On December 12, dozens of children delivered thousands of letters to Capitol Hill, calling upon lawmakers to stop the senseless division of families that is caused by the deportation of mothers and fathers who are not a threat to anyone. The event was part of “A Wish for the Holidays,” a campaign with a simple but powerful message: “Every day, families across the country are separated by deportations and immigrant detentions. 5.5 million children live with the fear that a parent could be deported, and these policies threaten the fabric of all of our communities. It just isn’t right.”
Detained parents should be given the chance to make arrangements for the care of their children.
The IPC/First Focus report describes how parents facing deportation must often make an agonizing choice: take their children with them to countries the children might not even know, or leave the children in the care of a relative or friend in the United States.

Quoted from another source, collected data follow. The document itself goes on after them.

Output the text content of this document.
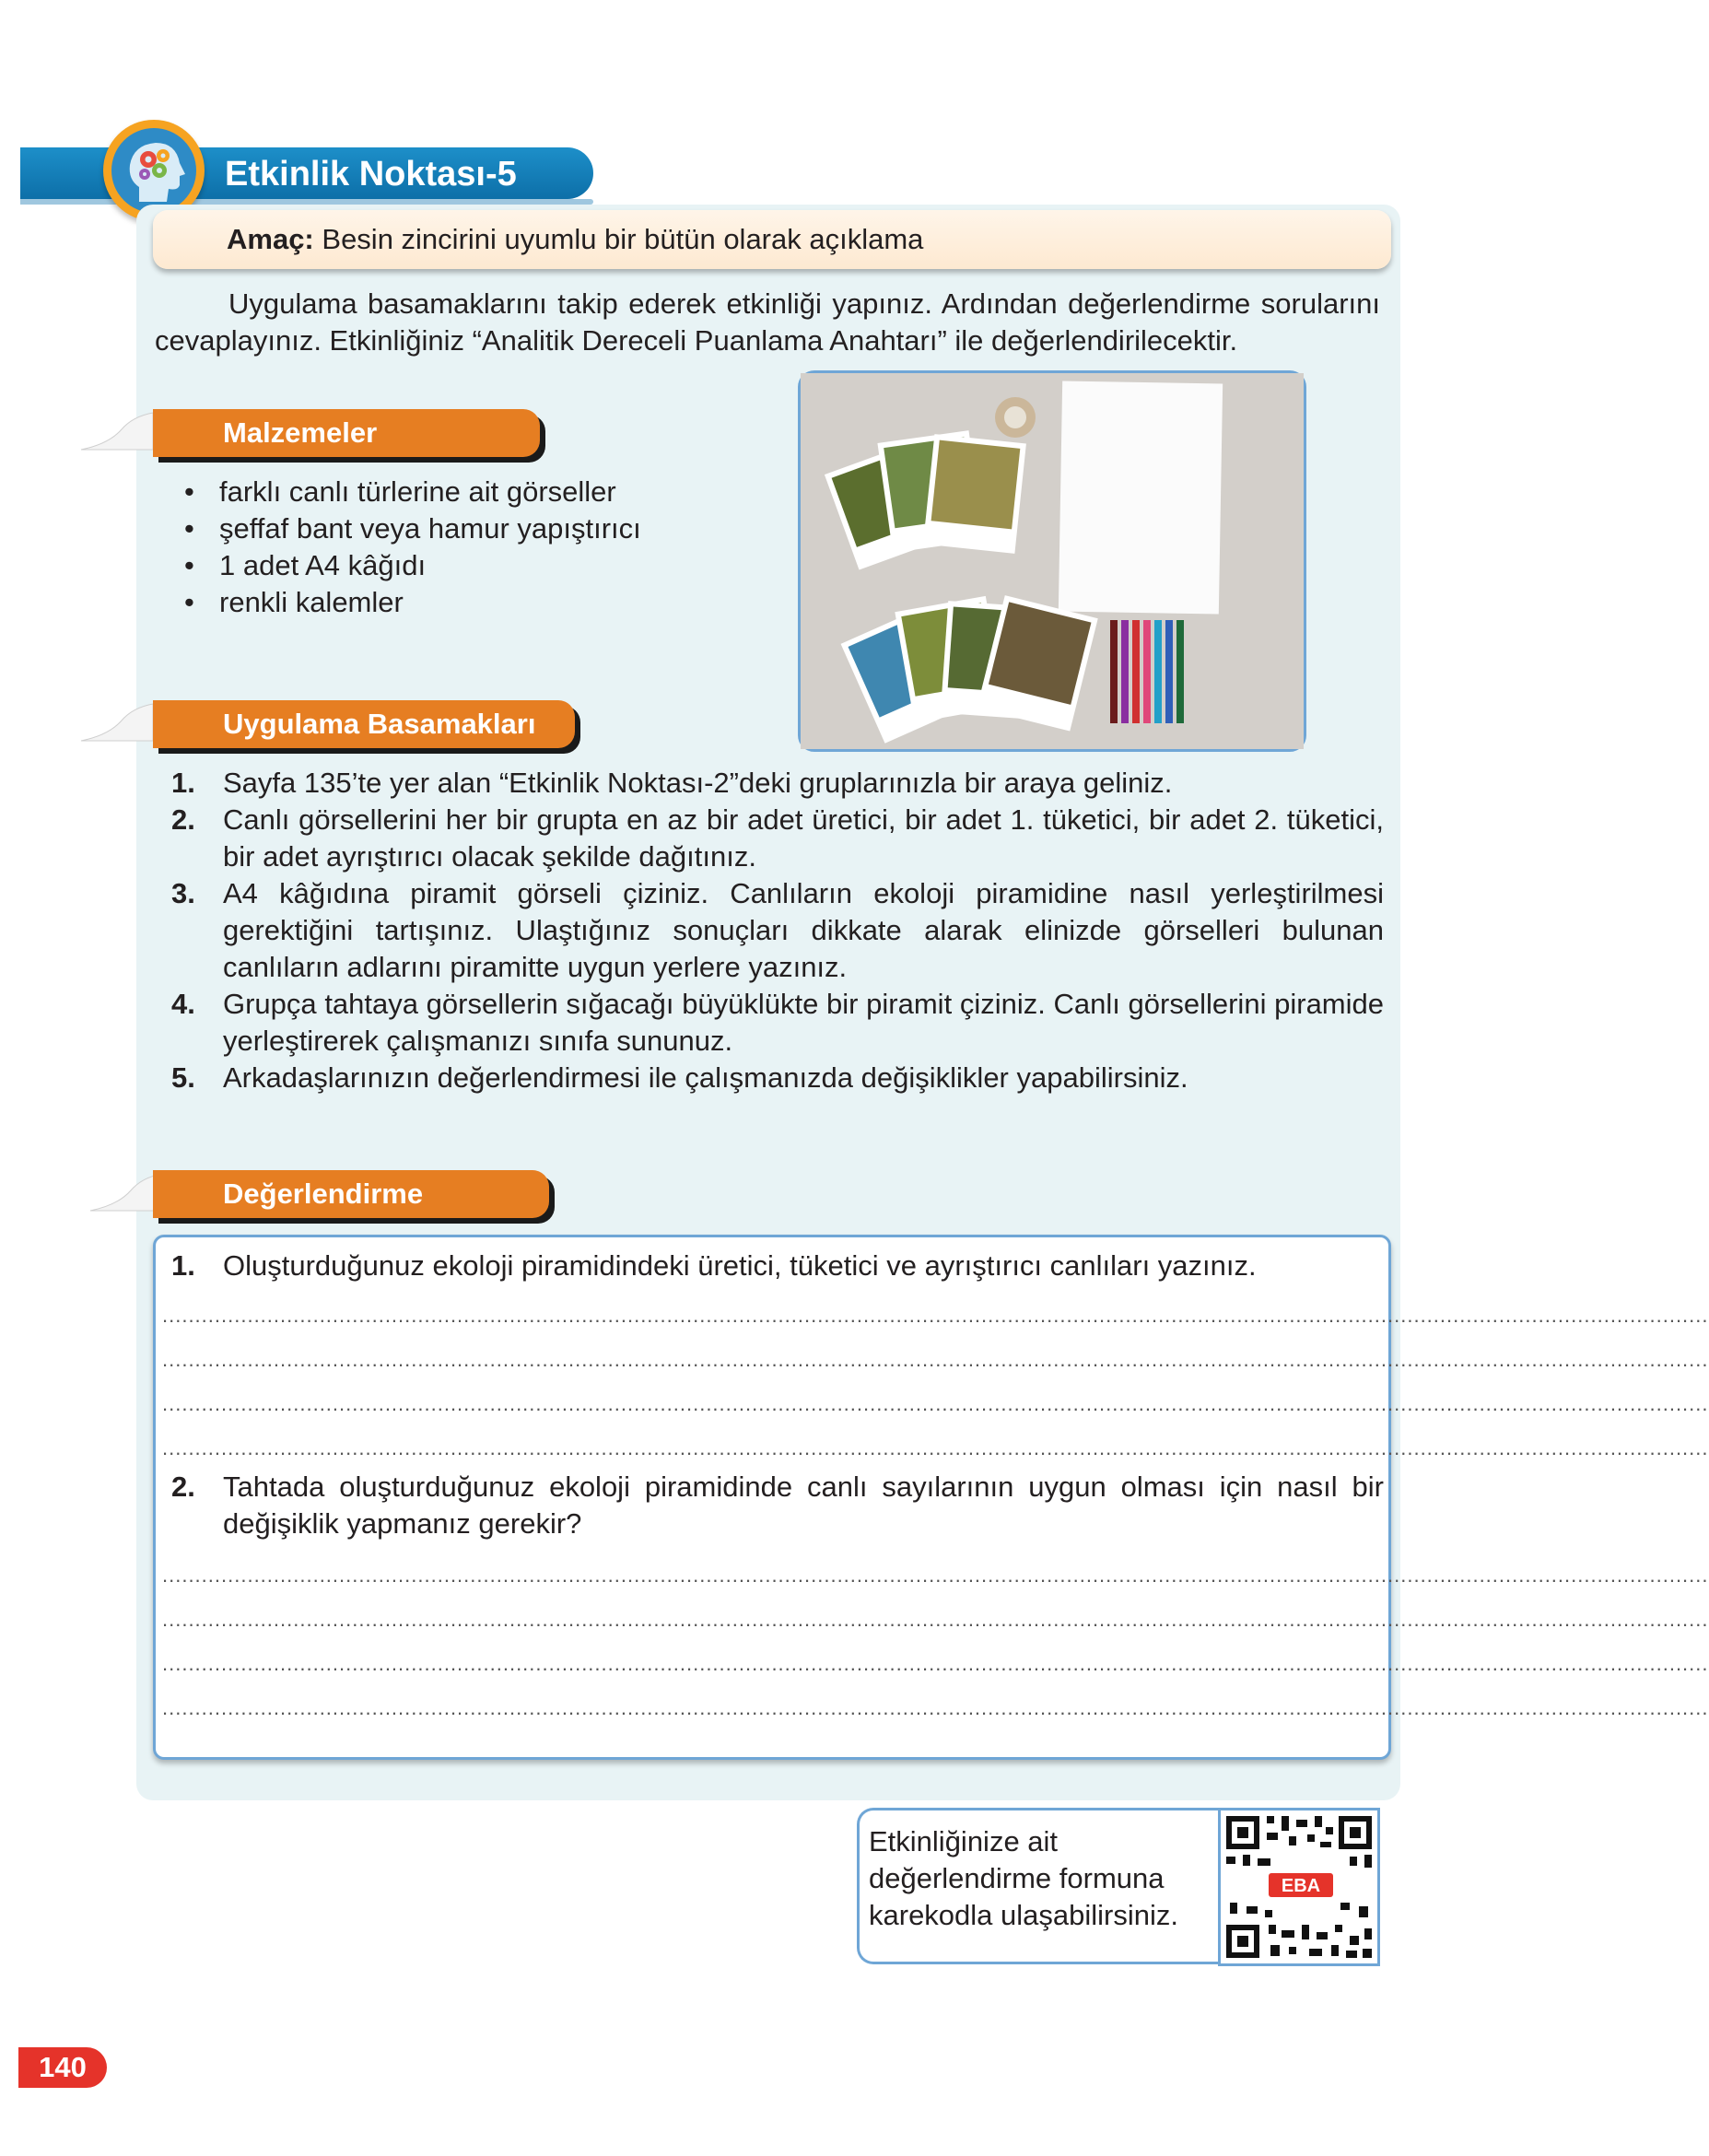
Etkinlik Noktası-5
Amaç: Besin zincirini uyumlu bir bütün olarak açıklama
Uygulama basamaklarını takip ederek etkinliği yapınız. Ardından değerlendirme sorularını cevaplayınız. Etkinliğiniz “Analitik Dereceli Puanlama Anahtarı” ile değerlendirilecektir.
Malzemeler
• farklı canlı türlerine ait görseller
• şeffaf bant veya hamur yapıştırıcı
• 1 adet A4 kâğıdı
• renkli kalemler
Uygulama Basamakları
1. Sayfa 135’te yer alan “Etkinlik Noktası-2”deki gruplarınızla bir araya geliniz.
2. Canlı görsellerini her bir grupta en az bir adet üretici, bir adet 1. tüketici, bir adet 2. tüketici, bir adet ayrıştırıcı olacak şekilde dağıtınız.
3. A4 kâğıdına piramit görseli çiziniz. Canlıların ekoloji piramidine nasıl yerleştirilmesi gerektiğini tartışınız. Ulaştığınız sonuçları dikkate alarak elinizde görselleri bulunan canlıların adlarını piramitte uygun yerlere yazınız.
4. Grupça tahtaya görsellerin sığacağı büyüklükte bir piramit çiziniz. Canlı görsellerini piramide yerleştirerek çalışmanızı sınıfa sununuz.
5. Arkadaşlarınızın değerlendirmesi ile çalışmanızda değişiklikler yapabilirsiniz.
Değerlendirme
1. Oluşturduğunuz ekoloji piramidindeki üretici, tüketici ve ayrıştırıcı canlıları yazınız.
............................................................................................................................................................................................................................................
............................................................................................................................................................................................................................................
............................................................................................................................................................................................................................................
............................................................................................................................................................................................................................................
2. Tahtada oluşturduğunuz ekoloji piramidinde canlı sayılarının uygun olması için nasıl bir değişiklik yapmanız gerekir?
............................................................................................................................................................................................................................................
............................................................................................................................................................................................................................................
............................................................................................................................................................................................................................................
............................................................................................................................................................................................................................................
Etkinliğinize ait değerlendirme formuna karekodla ulaşabilirsiniz.
EBA
140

At other times, as with Felipe Montes, parents lose the power to make even that basic decision when their children enter the child welfare system, a process which can eventually lead to the termination of parental rights.
No one knows for certain how many families are broken apart by deportations. Before 2010, the Department of Homeland Security (DHS) did not even track this information. However, the DHS Office of the Inspector General estimated that over 108,000 parents of U.S.-citizen children were removed from the United States between 1997 and 2007. A 2012 report by DHS stated that 46,486 parents of U.S.-citizen children were removed during the first six months of 2011. And the Applied Research Center (ARC) estimated that roughly 5,100 children with a detained or deported parent were in the public child welfare system in 2011. ARC also estimated that over the next five years an additional 15,000 children in the child welfare system could be at risk of permanent separation from a detained or deported parent.
As the IPC/First Focus report notes, there are several serious hurdles to family reunification once a parent is facing removal, or has already been removed, from the United States. First and foremost are the changes to U.S. immigration law enacted in 1996 that revoked the discretion of immigration judges to consider the harm that might be caused to a U.S.-citizen child by the removal of his or her parent. In addition, detained parents are often not informed of when they will be removed and may not be able to make travel arrangements for their child from behind bars. Moreover, if the child is already in the child welfare system, a judge or caseworker could determine that it is in the child’s best interest to remain in the United States rather than move to another country to be reunited with a deported parent.
If injustices such as these are to end, Congress must reinstate judicial discretion and revise or eliminate “mandatory detention” laws as they relate to parents of U.S.-citizen children. There must be some coordination between DHS and child welfare systems in the handling of cases involving parents in immigration detention. And detained parents should be given the chance to make arrangements for the care of their children.